[The Moon Pool by A. Merritt]@TWC D-Link book
The Moon Pool

CHAPTER XI
23/25

His right palm was resting upon a rounded protuberance, on the side of which were three small circular indentations.
"A queer one--" he repeated--and pressed his fingers upon the circles.
There was a sharp click; the slabs that had opened to let us through swung swiftly together; a curiously rapid vibration thrilled through us, a wind arose and passed over our heads--a wind that grew and grew until it became a whistling shriek, then a roar and then a mighty humming, to which every atom in our bodies pulsed in rhythm painful almost to disintegration! The rosy wall dwindled in a flash to a point of light and disappeared! Wrapped in the clinging, impenetrable blackness we were racing, dropping, hurling at a frightful speed--where?
And ever that awful humming of the rushing wind and the lightning cleaving of the tangible dark--so, it came to me oddly, must the newly released soul race through the sheer blackness of outer space up to that Throne of Justice, where God sits high above all suns! I felt Marakinoff creep close to me; gripped my nerve and flashed my pocket-light; saw Larry standing, peering, peering ahead, and Huldricksson, one strong arm around his shoulders, bracing him.

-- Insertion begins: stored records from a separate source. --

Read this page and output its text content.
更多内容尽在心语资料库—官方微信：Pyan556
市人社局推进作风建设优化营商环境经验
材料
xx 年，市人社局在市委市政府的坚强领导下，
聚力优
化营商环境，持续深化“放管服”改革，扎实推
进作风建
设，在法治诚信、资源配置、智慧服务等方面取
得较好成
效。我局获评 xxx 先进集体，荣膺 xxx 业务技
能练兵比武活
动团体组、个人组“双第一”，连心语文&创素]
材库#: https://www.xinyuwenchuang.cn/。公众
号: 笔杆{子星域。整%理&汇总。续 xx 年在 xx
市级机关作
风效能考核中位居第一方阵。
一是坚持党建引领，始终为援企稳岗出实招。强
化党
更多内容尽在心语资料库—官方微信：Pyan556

And then the speed began to slacken.
Millions of miles, it seemed, below the sound of the unearthly hurricane I heard Larry's voice, thin and ghostlike, beneath its clamour.
"Got it!" shrilled the voice.

"Got it! Don't worry!" The wind died down to the roar, passed back into the whistling shriek and diminished to a steady whisper.

In the comparative quiet O'Keefe's tones now came in normal volume.
"Some little shoot-the-chutes, what ?" he shouted.

"Say--if they had this at Coney Island or the Crystal Palace! Press all the way in these holes and she goes top-high.